Tonight I noticed my T1i has a pretty big speck of dust or something in the lower right corner of the viewfinder. I initially thought it was on the sensor, but when I take a photo, the speck doesn't show up in the photograph. I tried wiping the viewfinder to clean off any dust, but the speck is still there. Is it possible for something to be on the _inside_ of the viewfinder? How would this happen and how can I get it off. Since it doesn't affect the quality of the photos, I'm not overly concerned about this, but it is pretty annoying.


----------



## JSD (Jan 12, 2010)

Could be on the mirror or the prism, be very very careful if you try to clean either, they are delicate and scratch easily.  An air blower without touching anything would be the first thing to try...JSD


----------



## Natalie (Jan 12, 2010)

You were right, thanks! The compressed air got it right off.


----------



## TJ K (Jan 12, 2010)

You can see if there is anything on the sensor by stopping the lens down to f/22 and take a shot of a white piece of paper focus doesn't matter. That will help for the future. Also I recommend some sort of a rocket blower like a giottos rocket blower. Compressed air can be bad if it gets moisture on the sensor or something. Safest bet is the rocket blower. 
TJ


----------



## Natalie (Jan 12, 2010)

Thanks! I just did that and the sensor looks all clear. I'll take a look into the rocket blower too.


----------



## KmH (Jan 12, 2010)

A side note:

Using compressed air _inside_ your camera's mirror box is *not* a good idea, unless you don't mind accidently destroying your shutter curtains and other delicate parts.

The recommendation to use a blower meant the hand operated kind. Even using a hand blower can cause problems.

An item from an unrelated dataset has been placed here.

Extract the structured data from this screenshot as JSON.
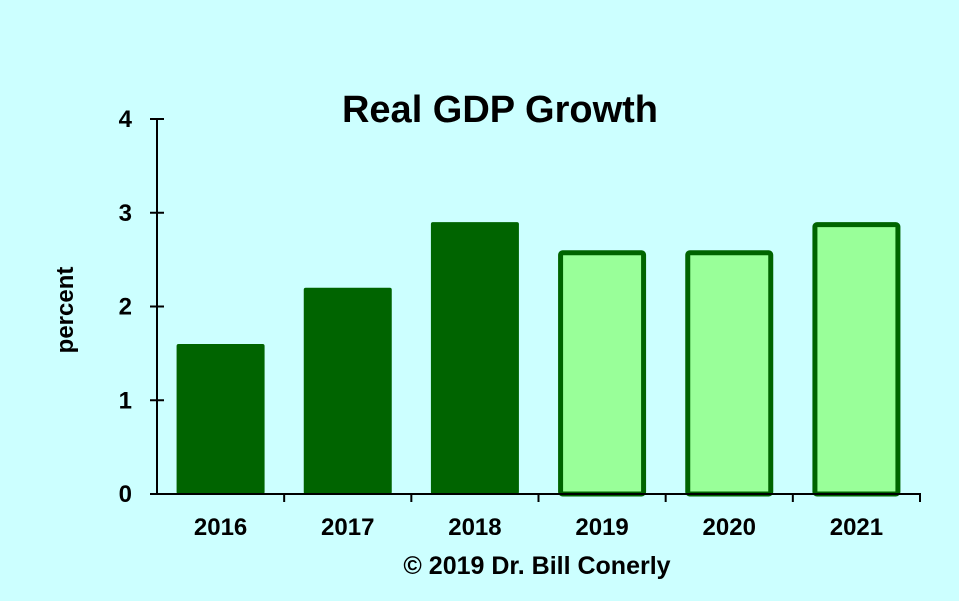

Better yet is using a quality, natural bristle brush. I get mine at the cosmetics counter in upscale department stores.


----------



## Natalie (Jan 12, 2010)

Thanks for the heads up. I barely had to pull the trigger on the can at all to get that speck off, so I don't think I did any damage, but I'll be sure not to use the compressed air in the future. It does say in small letters on the back of the can not to use it on cameras... I never would have guessed.


----------



## JSD (Jan 13, 2010)

Natalie said:


> Thanks for the heads up. I barely had to pull the trigger on the can at all to get that speck off, so I don't think I did any damage, but I'll be sure not to use the compressed air in the future. It does say in small letters on the back of the can not to use it on cameras... I never would have guessed.


 
I should have clarifeid this. Never use canned air, it's too forceful and can propel stuff into the mirror. As mentioned the finger powered bulb type blowers are best: the Rocket


----------